Через час они ехали в сторону площади Клиши. Там, на одной из улочек перед кладбищем Монмартр, находилась маленькая турецкая кофейня «Эдирне», и её хозяин, старый турок Ахмед, умел варить кофе с необычайным искусством: в напитке все было совершенным — и аромат, и вкус, и крепость.
— Представляете, Чарли, — говорила Катрин, пробуя прозрачные ломтики рахат-лукума, — если я буду ходить с вами по всем барам и кафе Парижа, то очень быстро растолстею. Похоже, вам нравится все сладкое.

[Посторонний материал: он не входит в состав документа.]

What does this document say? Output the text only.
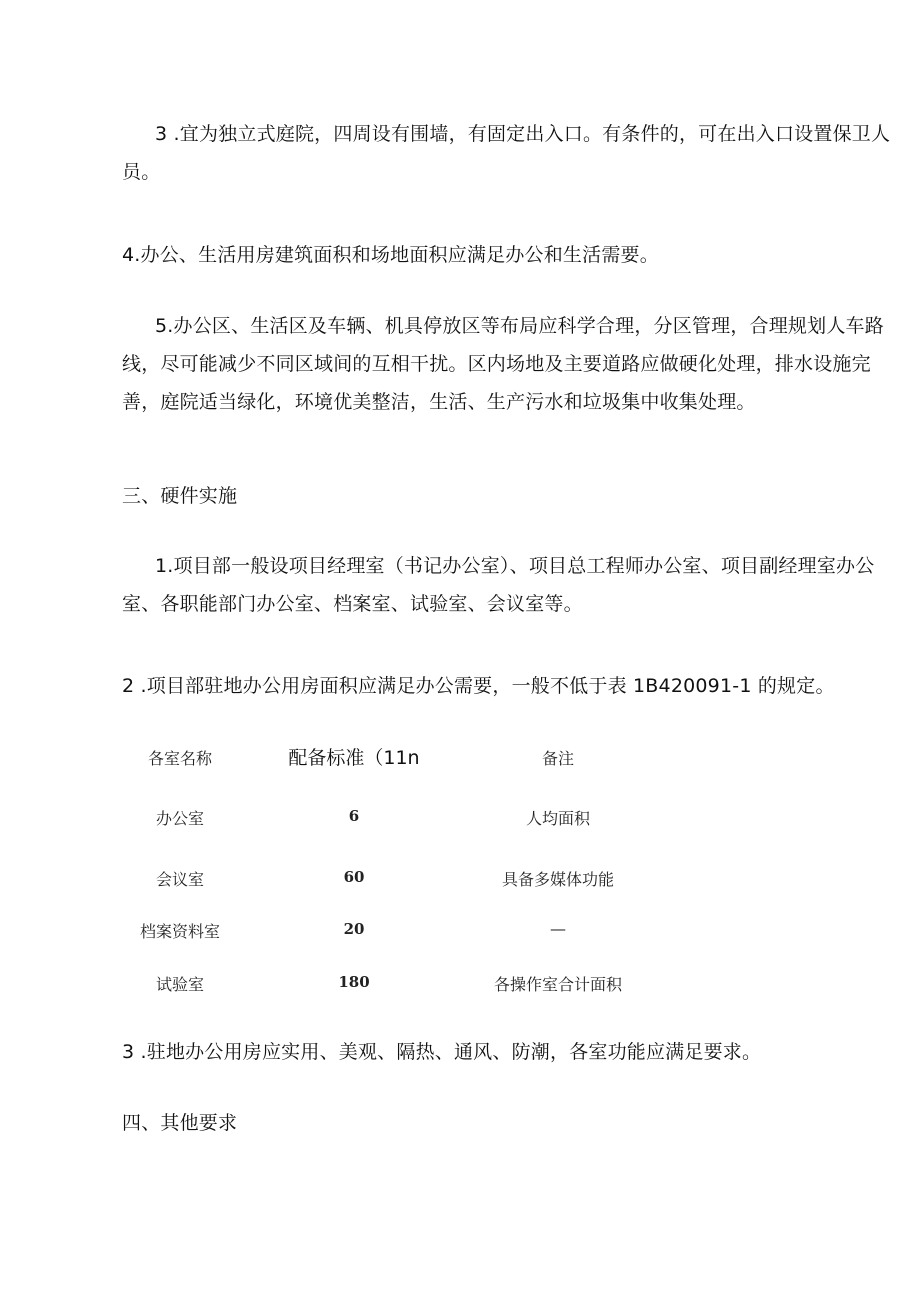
3 .宜为独立式庭院，四周设有围墙，有固定出入口。有条件的，可在出入口设置保卫人员。

4.办公、生活用房建筑面积和场地面积应满足办公和生活需要。

5.办公区、生活区及车辆、机具停放区等布局应科学合理，分区管理，合理规划人车路线，尽可能减少不同区域间的互相干扰。区内场地及主要道路应做硬化处理，排水设施完善，庭院适当绿化，环境优美整洁，生活、生产污水和垃圾集中收集处理。

三、硬件实施

1.项目部一般设项目经理室（书记办公室）、项目总工程师办公室、项目副经理室办公室、各职能部门办公室、档案室、试验室、会议室等。

2 .项目部驻地办公用房面积应满足办公需要，一般不低于表 1B420091-1 的规定。

各室名称	配备标准（11n	备注
办公室	6	人均面积
会议室	60	具备多媒体功能
档案资料室	20	—
试验室	180	各操作室合计面积

3 .驻地办公用房应实用、美观、隔热、通风、防潮，各室功能应满足要求。

四、其他要求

— Мне нравится все вкусное, но далеко не во всех барах и кафе Парижа можно вкусно поесть.
— Вы так хорошо знаете Париж?
— Я родился и вырос в этом городе. Мне удалось побывать почти на всех континентах, я все равно стараюсь его не забывать. Конечно, я знаю в Париже далеко не все. Но кое-что я знаю.
— Тогда покажите мне ваш Париж.
— Катрин, вы — звезда. Я же — человек определённой репутации. Совсем недавно меня обвиняли в убийстве. Мне лестно быть рядом с вами, но… Вы не боитесь, что мое общество может скомпроментировать вас? Вы понимаете, какой материал для скандальной хроники дает хотя бы сам факт нашего знакомства?

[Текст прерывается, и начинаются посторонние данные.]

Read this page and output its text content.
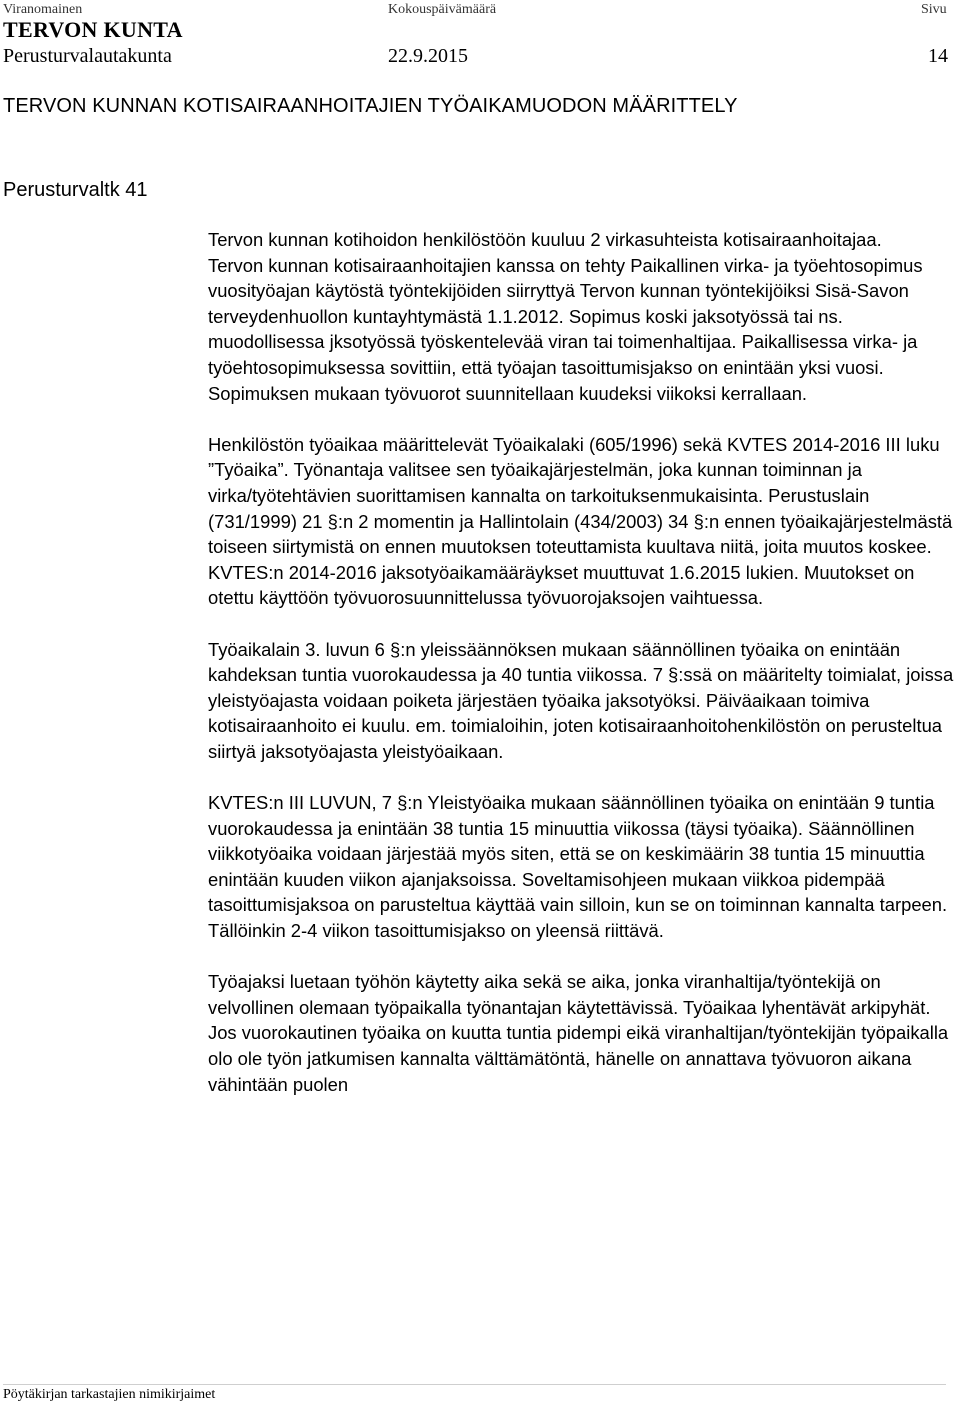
Viranomainen	Kokouspäivämäärä	Sivu
TERVON KUNTA
Perusturvalautakunta	22.9.2015	14
TERVON KUNNAN KOTISAIRAANHOITAJIEN TYÖAIKAMUODON MÄÄRITTELY
Perusturvaltk 41

Tervon kunnan kotihoidon henkilöstöön kuuluu 2 virkasuhteista kotisairaanhoitajaa.

Tervon kunnan kotisairaanhoitajien kanssa on tehty Paikallinen virka- ja työehtosopimus vuosityöajan käytöstä työntekijöiden siirryttyä Tervon kunnan työntekijöiksi Sisä-Savon terveydenhuollon kuntayhtymästä 1.1.2012. Sopimus koski jaksotyössä tai ns. muodollisessa jksotyössä työskentelevää viran tai toimenhaltijaa. Paikallisessa virka- ja työehtosopimuksessa sovittiin, että työajan tasoittumisjakso on enintään yksi vuosi. Sopimuksen mukaan työvuorot suunnitellaan kuudeksi viikoksi kerrallaan.

Henkilöstön työaikaa määrittelevät Työaikalaki (605/1996) sekä KVTES 2014-2016 III luku ”Työaika”. Työnantaja valitsee sen työaikajärjestelmän, joka kunnan toiminnan ja virka/työtehtävien suorittamisen kannalta on tarkoituksenmukaisinta. Perustuslain (731/1999) 21 §:n 2 momentin ja Hallintolain (434/2003) 34 §:n ennen työaikajärjestelmästä toiseen siirtymistä on ennen muutoksen toteuttamista kuultava niitä, joita muutos koskee.

KVTES:n 2014-2016 jaksotyöaikamääräykset muuttuvat 1.6.2015 lukien. Muutokset on otettu käyttöön työvuorosuunnittelussa työvuorojaksojen vaihtuessa.

Työaikalain 3. luvun 6 §:n yleissäännöksen mukaan säännöllinen työaika on enintään kahdeksan tuntia vuorokaudessa ja 40 tuntia viikossa. 7 §:ssä on määritelty toimialat, joissa yleistyöajasta voidaan poiketa järjestäen työaika jaksotyöksi. Päiväaikaan toimiva kotisairaanhoito ei kuulu. em. toimialoihin, joten kotisairaanhoitohenkilöstön on perusteltua siirtyä jaksotyöajasta yleistyöaikaan.

KVTES:n III LUVUN, 7 §:n Yleistyöaika mukaan säännöllinen työaika on enintään 9 tuntia vuorokaudessa ja enintään 38 tuntia 15 minuuttia viikossa (täysi työaika). Säännöllinen viikkotyöaika voidaan järjestää myös siten, että se on keskimäärin 38 tuntia 15 minuuttia enintään kuuden viikon ajanjaksoissa. Soveltamisohjeen mukaan viikkoa pidempää tasoittumisjaksoa on parusteltua käyttää vain silloin, kun se on toiminnan kannalta tarpeen. Tällöinkin 2-4 viikon tasoittumisjakso on yleensä riittävä.

Työajaksi luetaan työhön käytetty aika sekä se aika, jonka viranhaltija/työntekijä on velvollinen olemaan työpaikalla työnantajan käytettävissä. Työaikaa lyhentävät arkipyhät.

Jos vuorokautinen työaika on kuutta tuntia pidempi eikä viranhaltijan/työntekijän työpaikalla olo ole työn jatkumisen kannalta välttämätöntä, hänelle on annattava työvuoron aikana vähintään puolen

Pöytäkirjan tarkastajien nimikirjaimet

— Данжар говорил мне то же самое…
— Данжар знает о скандальном репортерстве все. Наверное, за нами уже охотится её величество «желтая пресса» в лице шакальствующих бедняг папарацци.

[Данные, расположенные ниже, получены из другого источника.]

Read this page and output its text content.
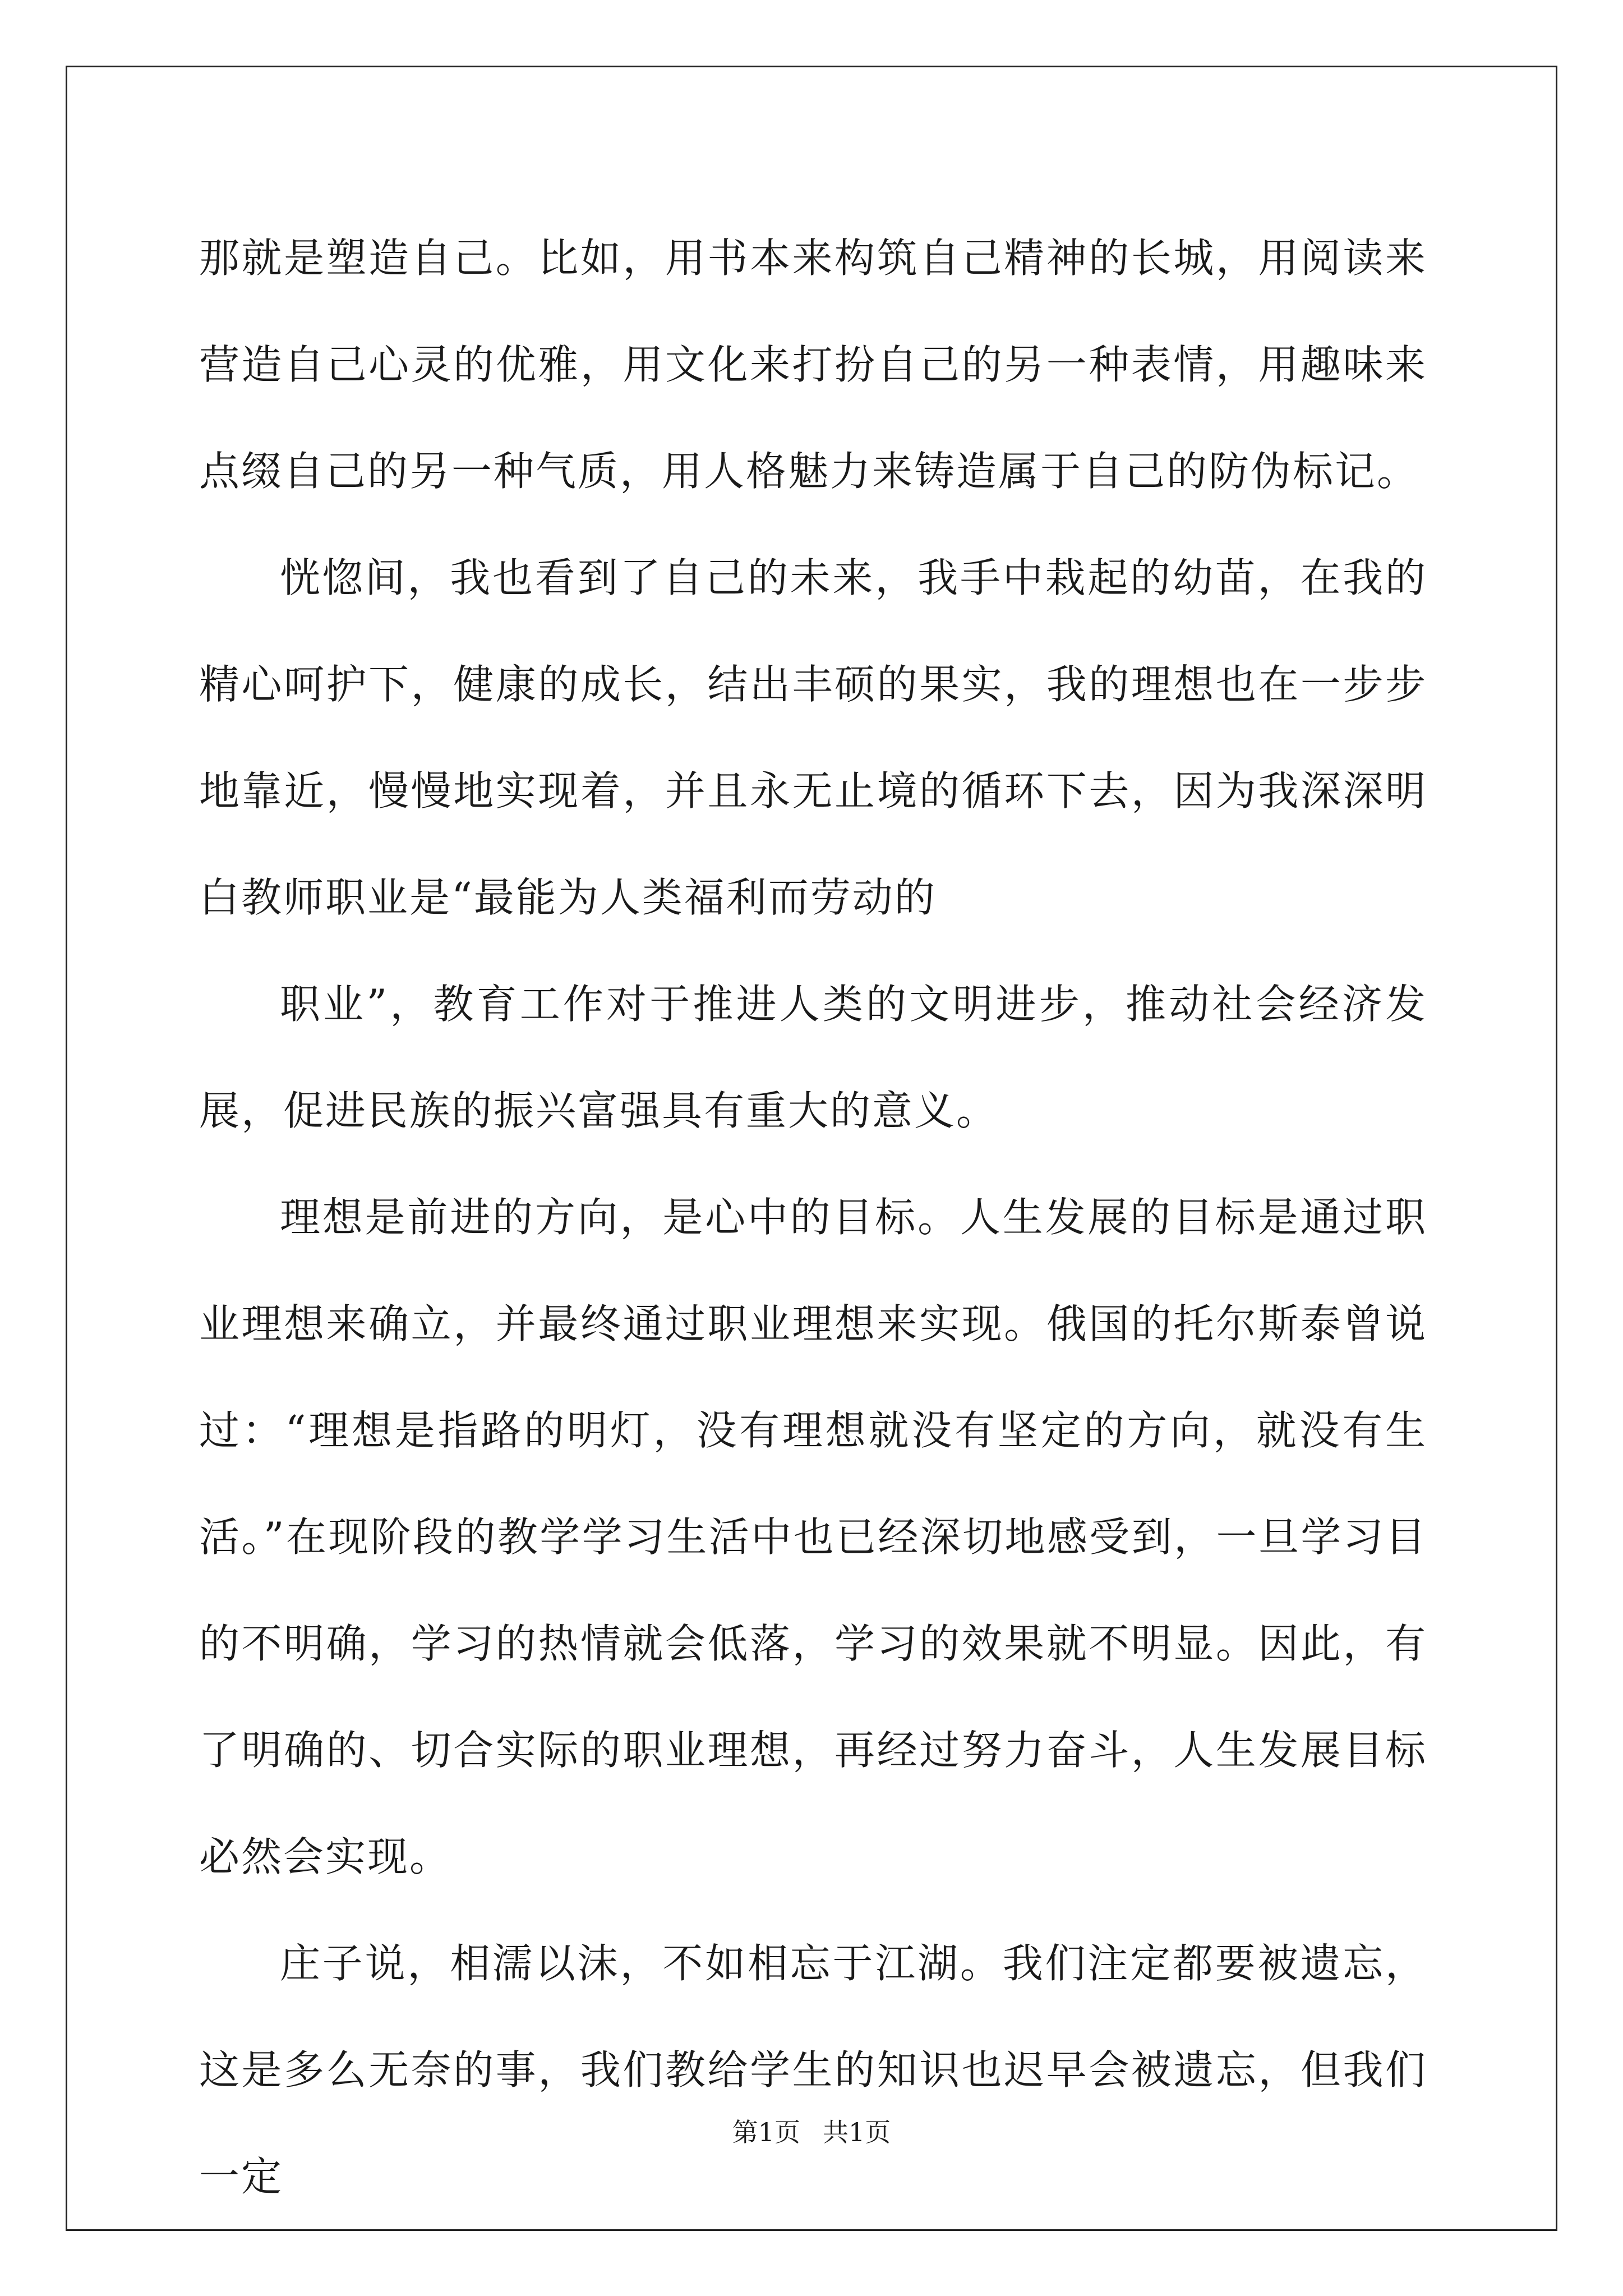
那就是塑造自己。比如，用书本来构筑自己精神的长城，用阅读来营造自己心灵的优雅，用文化来打扮自己的另一种表情，用趣味来点缀自己的另一种气质，用人格魅力来铸造属于自己的防伪标记。

恍惚间，我也看到了自己的未来，我手中栽起的幼苗，在我的精心呵护下，健康的成长，结出丰硕的果实，我的理想也在一步步地靠近，慢慢地实现着，并且永无止境的循环下去，因为我深深明白教师职业是“最能为人类福利而劳动的

职业”，教育工作对于推进人类的文明进步，推动社会经济发展，促进民族的振兴富强具有重大的意义。

理想是前进的方向，是心中的目标。人生发展的目标是通过职业理想来确立，并最终通过职业理想来实现。俄国的托尔斯泰曾说过：“理想是指路的明灯，没有理想就没有坚定的方向，就没有生活。”在现阶段的教学学习生活中也已经深切地感受到，一旦学习目的不明确，学习的热情就会低落，学习的效果就不明显。因此，有了明确的、切合实际的职业理想，再经过努力奋斗，人生发展目标必然会实现。

庄子说，相濡以沫，不如相忘于江湖。我们注定都要被遗忘，这是多么无奈的事，我们教给学生的知识也迟早会被遗忘，但我们一定

第1页 共1页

— Не беспокойтесь, Чарли, я тоже знаю, что такое «желтая пресса». Меня уже называли лесбиянкой, в моих любовниках уже числились Джонни Холидей и Ален Делон, я читала о том, как ругаюсь с официантами и как я неуклюжа на официальных приемах. Это — обычная плата за известность. Как сказал однажды мой импрессарио Джон Кемпбелл: «издержки всеобщей любви»…
— Отлично, я тоже свою дорогу выбрал сам. Сегодня уже поздно ехать куда-либо ещё, можно просто погулять по вечернему Парижу, или, например, зайти в гости к моему другу, живописцу Алиньяку. Он — гений и его новая студия здесь недалеко…
… — Чарли, ты всегда удивлял окружающих! — предупрежденный по телефону Алиньяк все же был взволнован. — Мадемуазель Кольери, прошу прощения за творческий беспорядок — я ещё не успел распаковать всю мебель, а этот последователь Че Гевары своей традиционной стремительностью не оставил мне времени на уборку.
— Называйте меня Катрин. А почему Чарли — последователь Че Гевары?